Ganhou placa e discursos. A ordem de início foi assinada, fotografada, celebrada e transformada em ato político no gabinete do então prefeito Cristian Wasem (MDB), com direito a autoridades federais, falas épicas e a promessa de que Cachoeirinha, enfim, enterraria uma de suas feridas urbanas mais antigas: o Arroio Passinhos.
A obra, porém, nunca começou.
Agora, sob o governo da prefeita interina Jussara Caçapava (Avante), a narrativa oficial muda de tom — e de endereço.
Em nota ao Seguinte:, a Prefeitura afirma que a obra não saiu do papel porque faltava uma autorização ambiental obrigatória do Governo do Estado, condição sem a qual qualquer execução seria ilegal.
Na prática, o governo Jussara classifica como “formal, sem validade prática” a ordem de início assinada pela gestão anterior — tratando como fake news administrativa a ideia de que a obra estivesse liberada para começar. Um factóide pré-impeachment.
Segundo a explicação oficial, o entrave estava na ausência de autorização do Departamento de Recursos Hídricos (DRH), vinculada à Secretaria Estadual do Meio Ambiente e Infraestrutura (Sema). Sem esse documento, não havia respaldo legal para iniciar qualquer intervenção no arroio.
Nesta segunda-feira, o secretário municipal de Planejamento e Orçamento, Gustavo Novakoski, esteve em Porto Alegre em reunião com a Sema para tratar das pendências herdadas.

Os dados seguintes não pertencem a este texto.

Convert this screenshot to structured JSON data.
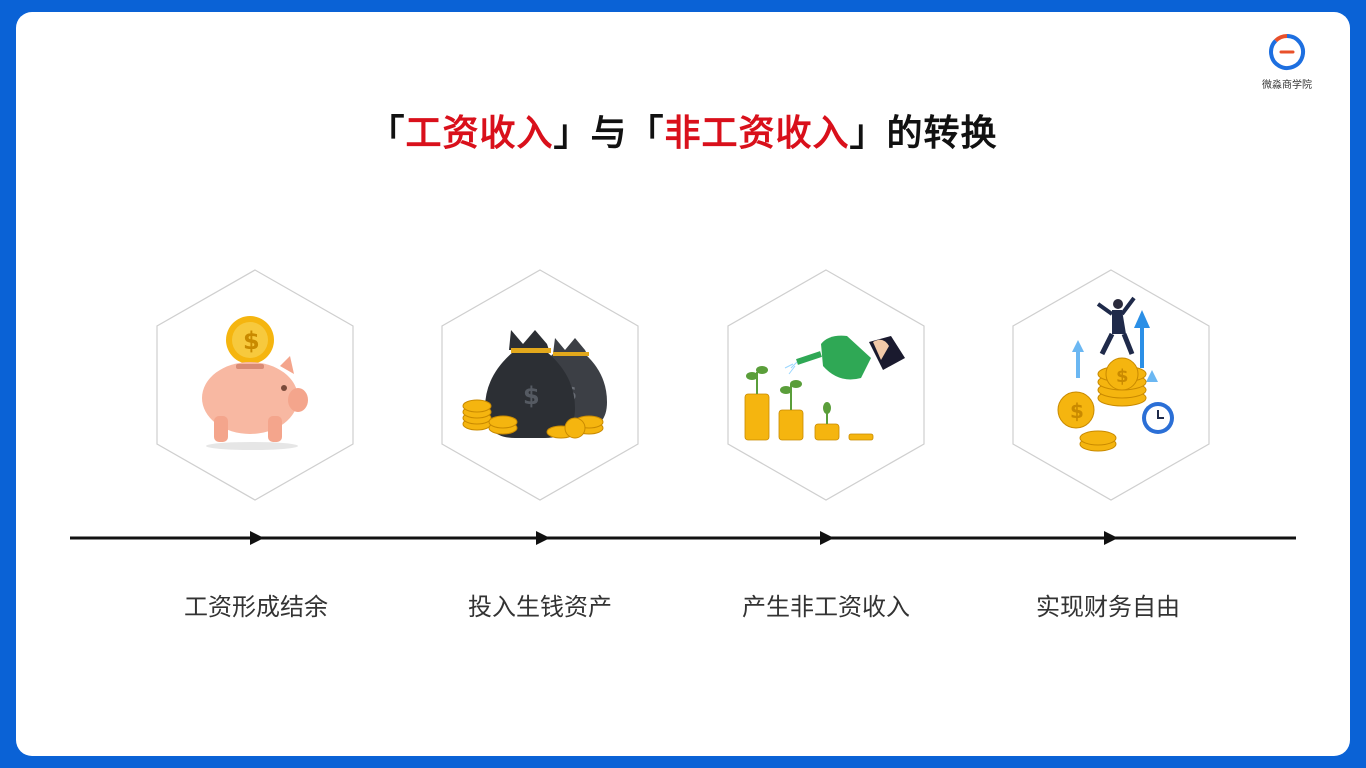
{
  "brand": {
    "name": "微淼商学院",
    "logo_icon": "brand-logo-icon"
  },
  "title": {
    "b1": "「",
    "p1": "工资收入",
    "b2": "」",
    "mid": "与",
    "b3": "「",
    "p2": "非工资收入",
    "b4": "」",
    "end": "的转换"
  },
  "steps": [
    {
      "label": "工资形成结余",
      "icon": "piggy-bank-icon"
    },
    {
      "label": "投入生钱资产",
      "icon": "money-bags-icon"
    },
    {
      "label": "产生非工资收入",
      "icon": "watering-coins-icon"
    },
    {
      "label": "实现财务自由",
      "icon": "financial-freedom-icon"
    }
  ],
  "colors": {
    "accent": "#d9101b",
    "border": "#0a62d6",
    "coin": "#f5b50f"
  }
}
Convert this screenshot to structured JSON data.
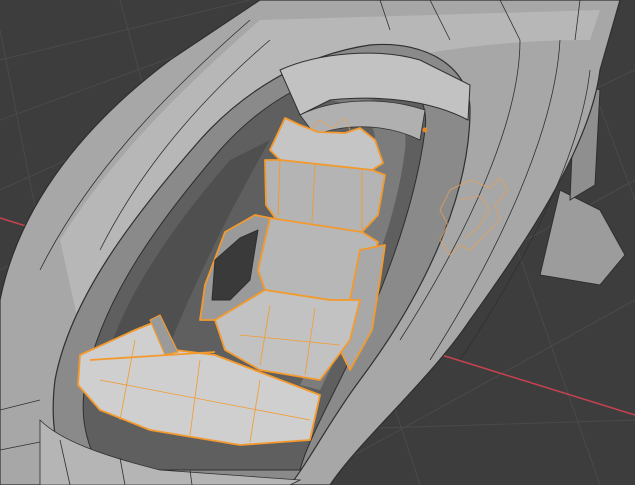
{
  "viewport": {
    "background": "#3d3d3d",
    "grid_color": "#4a4a4a",
    "x_axis_color": "#c7424f",
    "mesh_fill": "#a7a7a7",
    "mesh_light": "#c4c4c4",
    "mesh_dark": "#6e6e6e",
    "edge_color": "#2f2f2f",
    "selection_color": "#f29a2e",
    "selected_object": "seat",
    "hidden_outline_object": "pilot-figure"
  }
}
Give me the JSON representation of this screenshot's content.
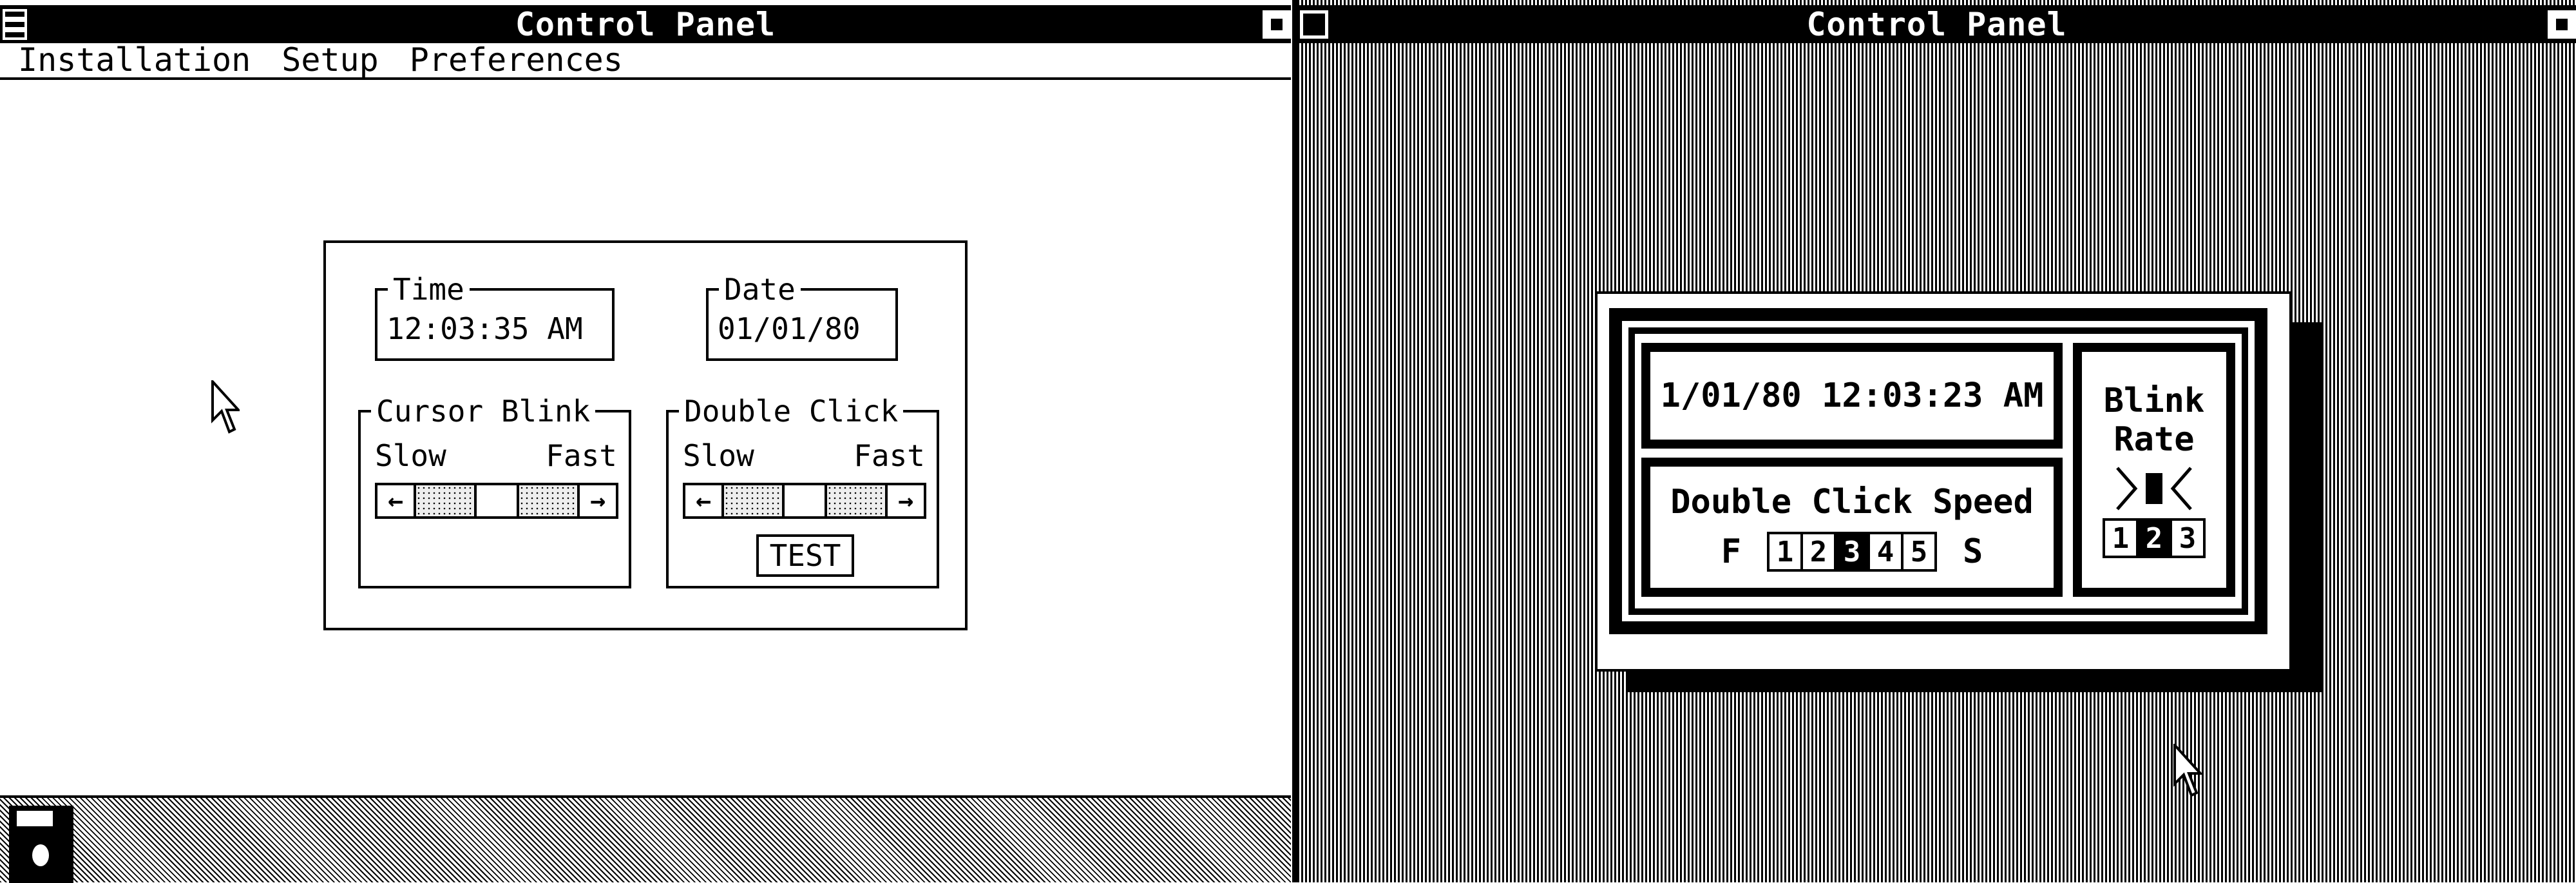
{
  "left_window": {
    "title": "Control Panel",
    "menu": [
      "Installation",
      "Setup",
      "Preferences"
    ],
    "time": {
      "label": "Time",
      "value": "12:03:35 AM"
    },
    "date": {
      "label": "Date",
      "value": "01/01/80"
    },
    "cursor_blink": {
      "label": "Cursor Blink",
      "slow": "Slow",
      "fast": "Fast"
    },
    "double_click": {
      "label": "Double Click",
      "slow": "Slow",
      "fast": "Fast",
      "test_label": "TEST"
    }
  },
  "right_window": {
    "title": "Control Panel",
    "datetime": "1/01/80 12:03:23 AM",
    "double_click_title": "Double Click Speed",
    "fast_label": "F",
    "slow_label": "S",
    "speed_options": [
      "1",
      "2",
      "3",
      "4",
      "5"
    ],
    "speed_selected": "3",
    "blink_title_1": "Blink",
    "blink_title_2": "Rate",
    "blink_options": [
      "1",
      "2",
      "3"
    ],
    "blink_selected": "2"
  },
  "icons": {
    "arrow_left": "←",
    "arrow_right": "→"
  }
}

– Sem a autorização do DRH, a obra não poderia iniciar. Agora a parte técnica foi resolvida e pedimos prioridade na análise para que a licença seja liberada o quanto antes – afirmou Novakoski, após a reunião articulada pelo deputado estadual Dimas Costa (PSD), ‘embaixador’ do governador Eduardo Leite (PSD) em Gravataí e que, no governo Jussara, busca exercer o mesmo papel para Cachoeirinha.
De acordo com a Prefeitura, toda a documentação foi corrigida e reapresentada, e a sinalização do Governo do Estado foi positiva. A expectativa é que a autorização seja concedida nos próximos dias, permitindo finalmente o início das obras.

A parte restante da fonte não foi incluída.